Pete Seeger’s death got me to thinking about banjos and banjo playing. Pete Seeger just passed away (January 2014). He popularized the long neck five string banjo and folk banjo in general. Back during the folk music revival of the 1960s, when I was learning to play guitar, Pete Seeger inspired me to buy a banjo for folk music. I was never much of a banjo player but I kept that Silvertone five string banjo for years. I had only just passed the instrument on to me son in December of 2013.
The main construction detail that separates banjos from other stringed instruments is the part that transmits the sound of the strings is a skin stretched over a rigid support much like a drum head. Most modern instruments use plastic rather than skin for the head. Early African instruments used gourds for the body. Some modern instrument makers make recreations of this and other older styles of banjos.
Banjos come in various sizes from banjo ukulele, to cello banjo; pony banjos to the long neck banjo. There are four and five string varieties of banjo. But the most popular size and style is the five string banjo. Five string banjos can be separated into open back styles popular for folk or old time music and generally played clawhammer style and banjos with a resonator on the back to make the banjo brighter and louder. Resonator banjos are used for bluegrass music.

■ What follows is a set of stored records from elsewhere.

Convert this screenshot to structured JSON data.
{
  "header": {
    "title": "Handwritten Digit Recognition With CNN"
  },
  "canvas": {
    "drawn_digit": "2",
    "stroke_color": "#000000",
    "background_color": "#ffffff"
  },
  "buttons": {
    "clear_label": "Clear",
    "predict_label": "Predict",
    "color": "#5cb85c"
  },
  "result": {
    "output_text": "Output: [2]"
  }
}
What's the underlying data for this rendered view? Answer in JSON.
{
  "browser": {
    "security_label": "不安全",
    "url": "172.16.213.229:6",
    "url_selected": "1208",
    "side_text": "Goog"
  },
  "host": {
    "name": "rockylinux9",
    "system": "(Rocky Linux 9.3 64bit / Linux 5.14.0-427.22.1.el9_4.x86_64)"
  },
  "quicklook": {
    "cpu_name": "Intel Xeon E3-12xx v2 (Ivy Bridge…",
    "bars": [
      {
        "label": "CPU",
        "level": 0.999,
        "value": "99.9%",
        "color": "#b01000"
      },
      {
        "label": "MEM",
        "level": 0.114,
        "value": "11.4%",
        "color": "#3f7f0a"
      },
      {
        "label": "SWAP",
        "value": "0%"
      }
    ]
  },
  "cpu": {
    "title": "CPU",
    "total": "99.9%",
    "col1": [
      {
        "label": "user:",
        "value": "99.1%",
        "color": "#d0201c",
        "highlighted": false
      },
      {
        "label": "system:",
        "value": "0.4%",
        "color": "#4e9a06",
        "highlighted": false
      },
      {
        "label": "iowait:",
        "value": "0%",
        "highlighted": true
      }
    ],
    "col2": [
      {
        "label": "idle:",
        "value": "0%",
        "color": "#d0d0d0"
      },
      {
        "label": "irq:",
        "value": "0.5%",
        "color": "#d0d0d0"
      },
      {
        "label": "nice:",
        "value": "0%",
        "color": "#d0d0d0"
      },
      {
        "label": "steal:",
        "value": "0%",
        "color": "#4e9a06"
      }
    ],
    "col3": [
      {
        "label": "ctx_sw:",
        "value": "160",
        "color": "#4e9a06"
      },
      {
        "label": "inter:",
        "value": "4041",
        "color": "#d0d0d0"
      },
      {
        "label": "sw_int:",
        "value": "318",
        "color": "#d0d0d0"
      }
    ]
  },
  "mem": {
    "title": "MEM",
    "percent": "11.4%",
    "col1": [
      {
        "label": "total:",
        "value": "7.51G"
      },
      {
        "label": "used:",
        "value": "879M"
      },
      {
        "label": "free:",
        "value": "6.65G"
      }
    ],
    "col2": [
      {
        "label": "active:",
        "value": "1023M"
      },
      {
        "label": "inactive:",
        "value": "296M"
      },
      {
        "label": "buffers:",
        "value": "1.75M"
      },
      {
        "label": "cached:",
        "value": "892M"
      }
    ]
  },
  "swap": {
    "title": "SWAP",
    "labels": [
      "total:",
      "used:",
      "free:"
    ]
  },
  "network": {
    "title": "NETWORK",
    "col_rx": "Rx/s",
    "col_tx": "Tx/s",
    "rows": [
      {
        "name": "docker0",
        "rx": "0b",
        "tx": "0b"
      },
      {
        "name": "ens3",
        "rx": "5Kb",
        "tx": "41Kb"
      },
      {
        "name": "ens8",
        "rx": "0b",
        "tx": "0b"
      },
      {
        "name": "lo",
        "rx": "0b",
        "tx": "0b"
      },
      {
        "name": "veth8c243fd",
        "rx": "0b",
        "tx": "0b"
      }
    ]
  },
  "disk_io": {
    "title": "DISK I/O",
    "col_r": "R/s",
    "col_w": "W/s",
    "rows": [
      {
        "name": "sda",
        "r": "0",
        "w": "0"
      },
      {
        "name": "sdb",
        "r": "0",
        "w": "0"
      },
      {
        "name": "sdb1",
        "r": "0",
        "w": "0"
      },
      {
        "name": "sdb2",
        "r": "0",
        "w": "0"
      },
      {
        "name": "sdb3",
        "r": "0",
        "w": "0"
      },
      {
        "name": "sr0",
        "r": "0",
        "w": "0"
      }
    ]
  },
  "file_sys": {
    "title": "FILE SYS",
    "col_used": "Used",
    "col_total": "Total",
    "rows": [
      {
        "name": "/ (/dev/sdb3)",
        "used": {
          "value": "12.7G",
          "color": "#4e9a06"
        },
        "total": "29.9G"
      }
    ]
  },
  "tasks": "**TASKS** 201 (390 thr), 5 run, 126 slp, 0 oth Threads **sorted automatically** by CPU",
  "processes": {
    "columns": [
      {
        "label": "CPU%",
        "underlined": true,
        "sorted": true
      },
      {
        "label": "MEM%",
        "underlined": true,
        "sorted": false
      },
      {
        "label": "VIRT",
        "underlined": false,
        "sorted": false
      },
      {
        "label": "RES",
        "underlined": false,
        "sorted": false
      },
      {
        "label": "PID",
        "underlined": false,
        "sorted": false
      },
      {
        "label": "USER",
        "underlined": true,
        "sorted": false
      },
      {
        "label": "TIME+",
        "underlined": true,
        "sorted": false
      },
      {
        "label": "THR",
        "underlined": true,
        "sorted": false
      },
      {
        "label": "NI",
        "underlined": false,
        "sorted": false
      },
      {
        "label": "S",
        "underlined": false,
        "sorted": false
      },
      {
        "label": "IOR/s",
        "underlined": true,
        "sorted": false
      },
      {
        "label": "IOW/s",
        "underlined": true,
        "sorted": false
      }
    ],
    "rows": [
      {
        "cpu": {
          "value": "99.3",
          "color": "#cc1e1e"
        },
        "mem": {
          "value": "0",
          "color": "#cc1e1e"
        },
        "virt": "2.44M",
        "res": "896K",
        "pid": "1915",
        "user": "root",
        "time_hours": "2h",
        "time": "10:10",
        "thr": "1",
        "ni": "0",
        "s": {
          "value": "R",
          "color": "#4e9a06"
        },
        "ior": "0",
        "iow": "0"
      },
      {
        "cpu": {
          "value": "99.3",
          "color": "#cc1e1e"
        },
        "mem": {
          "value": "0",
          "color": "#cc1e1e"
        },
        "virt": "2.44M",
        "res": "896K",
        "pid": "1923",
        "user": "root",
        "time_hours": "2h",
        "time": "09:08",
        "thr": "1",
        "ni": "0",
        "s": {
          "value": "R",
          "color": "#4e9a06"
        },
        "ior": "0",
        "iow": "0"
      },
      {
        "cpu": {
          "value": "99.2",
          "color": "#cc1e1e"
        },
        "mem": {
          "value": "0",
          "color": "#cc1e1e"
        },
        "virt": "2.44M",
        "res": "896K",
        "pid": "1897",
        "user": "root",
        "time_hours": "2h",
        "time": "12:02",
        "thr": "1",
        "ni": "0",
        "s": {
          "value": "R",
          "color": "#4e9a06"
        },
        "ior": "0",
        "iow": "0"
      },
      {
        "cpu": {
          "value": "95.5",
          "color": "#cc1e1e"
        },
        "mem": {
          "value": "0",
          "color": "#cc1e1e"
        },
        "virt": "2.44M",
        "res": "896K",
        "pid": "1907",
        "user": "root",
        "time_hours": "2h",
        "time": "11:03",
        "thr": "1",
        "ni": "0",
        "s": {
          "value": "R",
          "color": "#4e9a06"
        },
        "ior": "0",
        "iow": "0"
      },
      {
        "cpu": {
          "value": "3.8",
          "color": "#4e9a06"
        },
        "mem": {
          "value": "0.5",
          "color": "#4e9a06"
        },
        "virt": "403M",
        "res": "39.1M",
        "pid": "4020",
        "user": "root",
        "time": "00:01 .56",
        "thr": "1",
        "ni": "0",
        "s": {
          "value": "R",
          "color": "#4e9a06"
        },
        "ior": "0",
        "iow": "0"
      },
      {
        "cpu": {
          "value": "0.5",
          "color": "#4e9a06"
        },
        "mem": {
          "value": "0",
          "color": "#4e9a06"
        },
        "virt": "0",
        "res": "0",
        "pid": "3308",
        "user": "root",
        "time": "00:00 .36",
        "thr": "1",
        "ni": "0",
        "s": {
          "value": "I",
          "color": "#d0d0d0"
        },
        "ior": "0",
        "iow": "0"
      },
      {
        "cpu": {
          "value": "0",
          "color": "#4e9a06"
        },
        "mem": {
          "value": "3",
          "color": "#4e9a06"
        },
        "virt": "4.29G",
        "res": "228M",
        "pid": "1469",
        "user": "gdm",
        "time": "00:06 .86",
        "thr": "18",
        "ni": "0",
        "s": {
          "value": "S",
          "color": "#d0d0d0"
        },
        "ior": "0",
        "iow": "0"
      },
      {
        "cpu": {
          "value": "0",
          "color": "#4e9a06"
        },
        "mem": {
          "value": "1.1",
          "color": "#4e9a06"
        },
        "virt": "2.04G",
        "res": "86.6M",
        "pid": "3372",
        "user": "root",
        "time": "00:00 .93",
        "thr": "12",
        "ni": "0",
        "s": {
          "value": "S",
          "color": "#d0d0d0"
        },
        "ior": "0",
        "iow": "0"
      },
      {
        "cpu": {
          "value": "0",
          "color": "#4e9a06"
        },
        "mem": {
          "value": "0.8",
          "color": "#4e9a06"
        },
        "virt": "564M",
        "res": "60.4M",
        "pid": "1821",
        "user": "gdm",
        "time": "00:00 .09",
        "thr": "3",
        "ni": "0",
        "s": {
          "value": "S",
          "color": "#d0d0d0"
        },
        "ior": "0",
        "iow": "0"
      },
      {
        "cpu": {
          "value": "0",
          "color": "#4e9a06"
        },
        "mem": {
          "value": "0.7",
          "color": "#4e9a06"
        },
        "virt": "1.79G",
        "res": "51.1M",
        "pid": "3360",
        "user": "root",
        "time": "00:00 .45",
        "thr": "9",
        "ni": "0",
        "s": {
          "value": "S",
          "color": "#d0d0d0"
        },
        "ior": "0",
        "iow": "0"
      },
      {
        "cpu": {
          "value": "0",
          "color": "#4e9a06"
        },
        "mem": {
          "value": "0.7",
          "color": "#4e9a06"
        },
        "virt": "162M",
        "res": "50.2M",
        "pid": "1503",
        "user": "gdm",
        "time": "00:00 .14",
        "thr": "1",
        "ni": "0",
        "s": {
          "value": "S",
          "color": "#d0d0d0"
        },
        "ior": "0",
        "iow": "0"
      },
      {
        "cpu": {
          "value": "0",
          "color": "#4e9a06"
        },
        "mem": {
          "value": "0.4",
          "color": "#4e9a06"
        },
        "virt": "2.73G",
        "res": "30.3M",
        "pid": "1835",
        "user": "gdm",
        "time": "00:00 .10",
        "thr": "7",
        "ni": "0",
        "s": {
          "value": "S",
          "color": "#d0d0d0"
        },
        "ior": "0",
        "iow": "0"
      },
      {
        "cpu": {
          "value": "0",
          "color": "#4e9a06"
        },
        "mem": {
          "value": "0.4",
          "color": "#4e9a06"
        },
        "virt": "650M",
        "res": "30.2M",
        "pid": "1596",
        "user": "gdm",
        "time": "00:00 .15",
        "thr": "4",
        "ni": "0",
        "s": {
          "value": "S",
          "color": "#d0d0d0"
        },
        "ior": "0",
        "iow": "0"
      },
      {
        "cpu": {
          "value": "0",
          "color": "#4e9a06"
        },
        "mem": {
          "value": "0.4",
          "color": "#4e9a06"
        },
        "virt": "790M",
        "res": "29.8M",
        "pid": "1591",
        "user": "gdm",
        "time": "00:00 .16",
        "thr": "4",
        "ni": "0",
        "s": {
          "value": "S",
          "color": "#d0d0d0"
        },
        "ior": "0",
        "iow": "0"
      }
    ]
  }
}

Many banjos, particularly less expensive models, use guitar tuners but the standard among better 5-string banjos is planetary geared tuners. These usually have a 4:1 ratio unlike guitar tuners which are more likely 16:1.
There are several tunings that are used for banjo. The two main 5-string tunings are C (G, C, G, B, D) and Open G (G, D, G, B, D) but many other variations are used as well (e.g., Double C: G, C, G, C, D and D: F# or A, D, F#, A, D). Many banjo players will change tunings for different tunes and some will even change during a tune, for example during a solo.
There are two main styles of banjo picking and many variations on each of those.
The style which is probably the oldest is clawhammer style. This is also called frailing and other things although some make distinctions between frailing style and clawhammer style.
How-to Play Clawhammer Style How-to
How-to 3-Finger Banjo Picking (Bluegrass)
3-Finger banjo picking styles have been around for a long time. I’ve read that classical banjo uses three fingers. But the man responsible for modern bluegrass banjo is Earl Scruggs. He took the 3-finger style and made it soar.